Sally was crying on the telephone!” exclaimed my bewildered mother “I didn’t know what to say to her! I think she is exhausted from taking care of mom and that makes her depressed!”

Those words made me feel a little bewildered and depressed myself. My mom and I were living in Florida, 1200 miles away from Aunt Sally and Grandma in Michigan. The family, most of us spread all over the country, had collectively agreed that Grandma should not go to a nursing home with strangers. Mom had tried to have Grandma and Grandpa in her home about 10 years ago, but it made her a nervous wreck and she only lasted a few months. Next, her sister Sally agreed to be the caretaker. Aunt Sally had the right temperament for caregiving. Always a homemaker, and possessing a calm personality, everyone agreed she might be successful. She was. But because she was so successful, caring for them both until Grandpa died 5 years ago, and now Grandma, at 98-years-old, it was easy for the rest of the family to forget that Aunt Sally had put her well-deserved personal life on hold. We were all living our lives conveniently ignorant of what it meant to be a caregiver. Mom traveled to Michigan once a year and took Grandma out for 3 hours. That was the extent of our side of the family’s assistance. My four cousins, (one lived 3,000 miles away), were of some help to her, but all had their own lives and families. Grandma required total care - diapers, wheelchair, everything. We never heard one word of complaint from Aunt Sally. Our intermittent and sparse telephone calls to her were always met with joy. She would cheerfully put Grandma on the telephone to say hello, and we hung up feeling good about ourselves, still with no real thought to Aunt Sally’s sacrifice.

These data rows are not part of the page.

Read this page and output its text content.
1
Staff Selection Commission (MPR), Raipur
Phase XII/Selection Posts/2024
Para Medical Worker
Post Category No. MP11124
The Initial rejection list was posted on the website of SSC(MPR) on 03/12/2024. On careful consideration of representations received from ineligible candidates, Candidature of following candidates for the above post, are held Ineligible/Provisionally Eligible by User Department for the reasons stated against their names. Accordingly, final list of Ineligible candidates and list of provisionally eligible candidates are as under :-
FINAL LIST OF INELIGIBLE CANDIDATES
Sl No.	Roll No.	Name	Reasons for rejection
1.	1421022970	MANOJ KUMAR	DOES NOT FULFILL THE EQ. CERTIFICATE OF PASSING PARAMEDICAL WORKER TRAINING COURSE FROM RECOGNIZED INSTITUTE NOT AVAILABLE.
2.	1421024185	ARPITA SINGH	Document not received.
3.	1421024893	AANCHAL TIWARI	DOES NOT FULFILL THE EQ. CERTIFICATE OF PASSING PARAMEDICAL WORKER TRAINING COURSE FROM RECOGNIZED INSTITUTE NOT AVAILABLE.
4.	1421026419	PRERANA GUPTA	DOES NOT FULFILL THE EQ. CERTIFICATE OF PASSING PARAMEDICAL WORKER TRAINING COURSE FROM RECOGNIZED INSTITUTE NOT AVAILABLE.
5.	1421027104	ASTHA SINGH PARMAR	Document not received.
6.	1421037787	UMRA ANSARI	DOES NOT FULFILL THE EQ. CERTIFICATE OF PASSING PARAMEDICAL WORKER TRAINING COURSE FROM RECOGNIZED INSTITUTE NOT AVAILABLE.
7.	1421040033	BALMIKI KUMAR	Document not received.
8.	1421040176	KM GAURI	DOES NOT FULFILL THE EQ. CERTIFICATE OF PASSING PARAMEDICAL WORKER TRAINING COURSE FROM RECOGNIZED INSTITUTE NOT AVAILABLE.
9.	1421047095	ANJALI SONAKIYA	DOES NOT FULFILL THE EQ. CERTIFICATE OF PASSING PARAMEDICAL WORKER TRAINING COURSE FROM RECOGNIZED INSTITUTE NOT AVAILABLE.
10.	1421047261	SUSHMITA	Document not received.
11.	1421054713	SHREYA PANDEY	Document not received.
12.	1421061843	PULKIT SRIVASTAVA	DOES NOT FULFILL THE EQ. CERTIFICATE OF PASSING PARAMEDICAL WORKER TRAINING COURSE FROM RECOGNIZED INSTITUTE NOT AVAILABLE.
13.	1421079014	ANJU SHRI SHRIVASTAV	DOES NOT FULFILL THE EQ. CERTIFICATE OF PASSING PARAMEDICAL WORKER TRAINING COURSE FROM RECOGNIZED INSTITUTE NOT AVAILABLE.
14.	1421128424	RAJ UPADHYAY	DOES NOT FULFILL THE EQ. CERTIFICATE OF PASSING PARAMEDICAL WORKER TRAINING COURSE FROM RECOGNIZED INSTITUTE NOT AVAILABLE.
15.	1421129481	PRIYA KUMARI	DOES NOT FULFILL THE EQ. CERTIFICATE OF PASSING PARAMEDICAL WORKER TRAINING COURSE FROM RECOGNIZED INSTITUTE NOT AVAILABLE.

Then came the day she cried on the telephone. That just didn’t sound like her. So after hanging up with my mom, I called my Aunt. Soon, I had put it all together. My cousin’s baby, Aunt Sally’s 9-month-old granddaughter, was to have emergency open-heart surgery in Los Angeles. Aunt Sally had never even seen her, and now she could die from the risky operation. Because of grandma, Aunt Sally couldn’t go to California to be with them during the 5-hour surgery. Her two sons could only be with grandma during the nights, and her other daughter, who could normally come for the days, was pregnant and couldn’t lift. As I listened, I realized that the only right thing to do was to volunteer to take care of grandma for a week. Flight arrangements worked out to play musical houses, and so it was that I visited my aunt’s home for a week of caregiving. “I worked in a nursing home 20 years ago,” I thought, “I can do this.” Aunt Sally left me pages and pages of instructions on medicine, bathing, bathroom, dressing, sleeping and eating. I assured her as she got on the plane for California that Grandma and I would be just fine. When I looked at Grandma for the first time in three years, I was startled. My little 4’11” dynamo of a grandmother now looked feeble, and she bent forward and to the side. I was pleased that she still walked on her own at 98 years old, but it was a disturbing shuffle, which sometimes threw her off-balance. She wore diapers. Even though she could communicate that she had to use the toilet, she often didn’t make it in time.

Her frail hands shook when she held her daily cup of coffee, sometimes spilling it down the front of her or on the table. Talking consisted of one or two words, not always the appropriate word for what she wanted or needed. Most of the time her mouth drooped and she drooled constantly. I immediately got the idea this might not be as easy as I’d figured. Little did I know that Grandma paces non-stop every night from 4 pm until 10 pm. That first night, I followed her back and forth, back and forth, up and down, up and down, from the moment I arrived until 10 pm, when I finally put her into to bed and she stayed. After unpacking, I crawled, exhausted, into bed. I suppose the baby monitor in my room helped wake me at 1:00 am from the “thump”. I jumped up and ran into grandma’s bedroom to find her clawing the wall, seemingly disoriented, and shivering. I put her back into bed and covered her, knowing that she might get up again and again. I slept very little after that and finally got up at 4:30 am to make coffee and read. Every bone and joint in my arms ached from the constant lifting the night before. It felt like arthritis, whatever that feels like.